本研究の目的は、宿主と寄生生物の相互作用に着目して、進化生態学の重要課題である生物多様化機構を解明することである。本年度は、前年度に得たアメリカ熱帯地方のデータの補強と日本で得た宿主(Cerithidea)と寄生虫(二生吸虫)のデータ解析を行い、太平洋を挟んだアメリカ-アジア間で生じた宿主の種分化が寄生虫の多様化に及ぼす影響を明らかにすることを目標とした。まず初めに、日本のCerithideaに感染している寄生虫相を明らかにするために、日本に生息する5種のCerithideaの解剖実験を行った。

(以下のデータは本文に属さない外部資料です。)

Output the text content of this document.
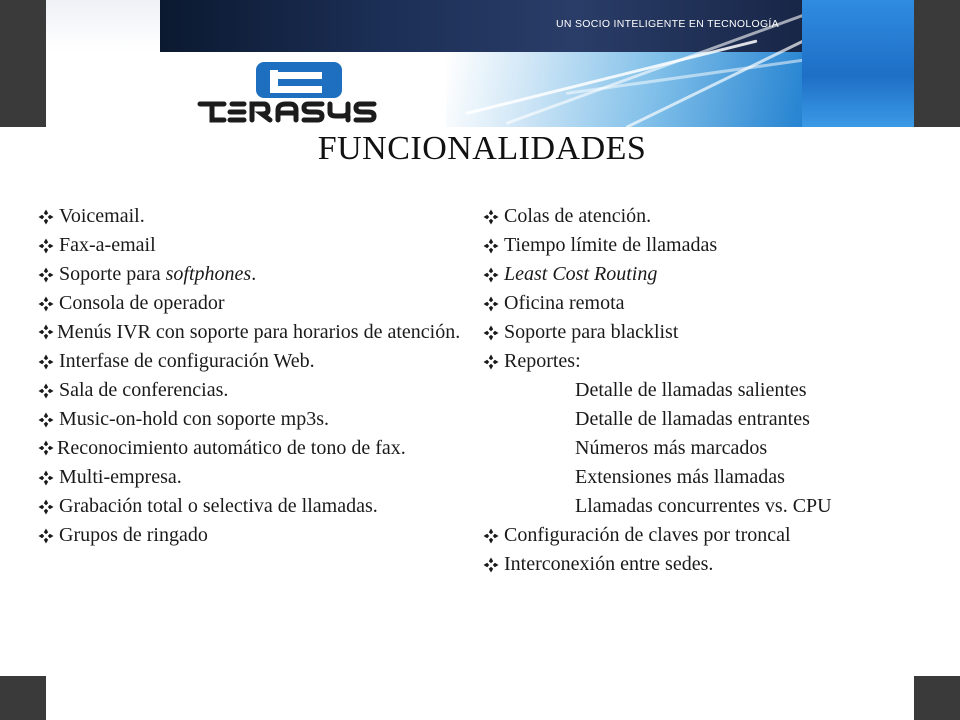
UN SOCIO INTELIGENTE EN TECNOLOGÍA
FUNCIONALIDADES
Voicemail.
Fax-a-email
Soporte para softphones.
Consola de operador
Menús IVR con soporte para horarios de atención.
Interfase de configuración Web.
Sala de conferencias.
Music-on-hold con soporte mp3s.
Reconocimiento automático de tono de fax.
Multi-empresa.
Grabación total o selectiva de llamadas.
Grupos de ringado
Colas de atención.
Tiempo límite de llamadas
Least Cost Routing
Oficina remota
Soporte para blacklist
Reportes:
Detalle de llamadas salientes
Detalle de llamadas entrantes
Números más marcados
Extensiones más llamadas
Llamadas concurrentes vs. CPU
Configuración de claves por troncal
Interconexión entre sedes.
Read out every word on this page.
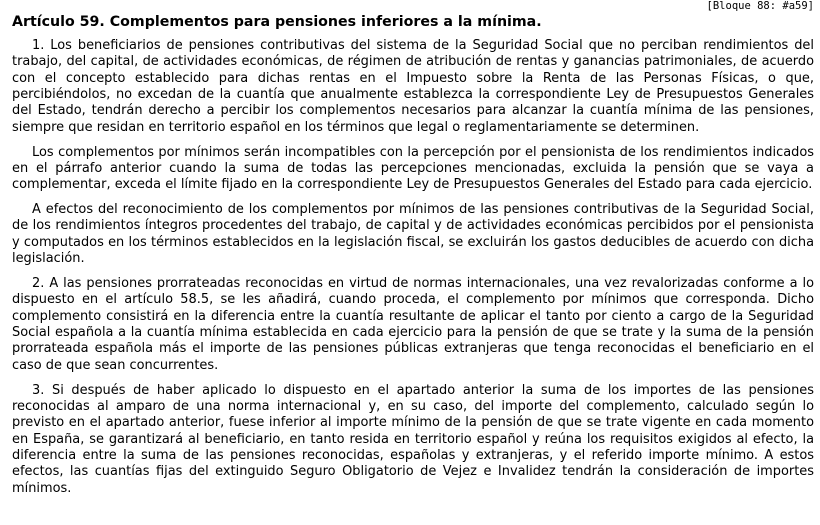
[Bloque 88: #a59]
Artículo 59. Complementos para pensiones inferiores a la mínima.

1. Los beneficiarios de pensiones contributivas del sistema de la Seguridad Social que no perciban rendimientos del trabajo, del capital, de actividades económicas, de régimen de atribución de rentas y ganancias patrimoniales, de acuerdo con el concepto establecido para dichas rentas en el Impuesto sobre la Renta de las Personas Físicas, o que, percibiéndolos, no excedan de la cuantía que anualmente establezca la correspondiente Ley de Presupuestos Generales del Estado, tendrán derecho a percibir los complementos necesarios para alcanzar la cuantía mínima de las pensiones, siempre que residan en territorio español en los términos que legal o reglamentariamente se determinen.

Los complementos por mínimos serán incompatibles con la percepción por el pensionista de los rendimientos indicados en el párrafo anterior cuando la suma de todas las percepciones mencionadas, excluida la pensión que se vaya a complementar, exceda el límite fijado en la correspondiente Ley de Presupuestos Generales del Estado para cada ejercicio.

A efectos del reconocimiento de los complementos por mínimos de las pensiones contributivas de la Seguridad Social, de los rendimientos íntegros procedentes del trabajo, de capital y de actividades económicas percibidos por el pensionista y computados en los términos establecidos en la legislación fiscal, se excluirán los gastos deducibles de acuerdo con dicha legislación.

2. A las pensiones prorrateadas reconocidas en virtud de normas internacionales, una vez revalorizadas conforme a lo dispuesto en el artículo 58.5, se les añadirá, cuando proceda, el complemento por mínimos que corresponda. Dicho complemento consistirá en la diferencia entre la cuantía resultante de aplicar el tanto por ciento a cargo de la Seguridad Social española a la cuantía mínima establecida en cada ejercicio para la pensión de que se trate y la suma de la pensión prorrateada española más el importe de las pensiones públicas extranjeras que tenga reconocidas el beneficiario en el caso de que sean concurrentes.

3. Si después de haber aplicado lo dispuesto en el apartado anterior la suma de los importes de las pensiones reconocidas al amparo de una norma internacional y, en su caso, del importe del complemento, calculado según lo previsto en el apartado anterior, fuese inferior al importe mínimo de la pensión de que se trate vigente en cada momento en España, se garantizará al beneficiario, en tanto resida en territorio español y reúna los requisitos exigidos al efecto, la diferencia entre la suma de las pensiones reconocidas, españolas y extranjeras, y el referido importe mínimo. A estos efectos, las cuantías fijas del extinguido Seguro Obligatorio de Vejez e Invalidez tendrán la consideración de importes mínimos.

その結果、合計32種の寄生虫を得ることができた。これらの寄生虫とアメリカの寄生虫との関連性を分子系統学的な手法を用いて比較したところ、アメリカとアジアの寄生虫は比較的古い時代に分化していたことが明らかになった。特に注目すべき点として、アジアに生息するCerithidea largilliertiはアメリカに生息するCerithideaと近縁な関係にあるにも関わらず、その寄生虫はアジアで見つかった他の巻貝に感染する寄生虫に遺伝的により近縁であることが明らかとなった。このことは、太平洋はこれらの寄生虫にとって越えることの難しい障害であることを示すと共に、C.largilliertiに感染している寄生虫はアジアの他の巻貝から寄主転換をしたことを示している。これらの結果は、地理的に大きく隔てられている集団間では共種分化よりも寄主転換が二生吸虫の多様化に大きな影響を及ぼす可能性を示唆している。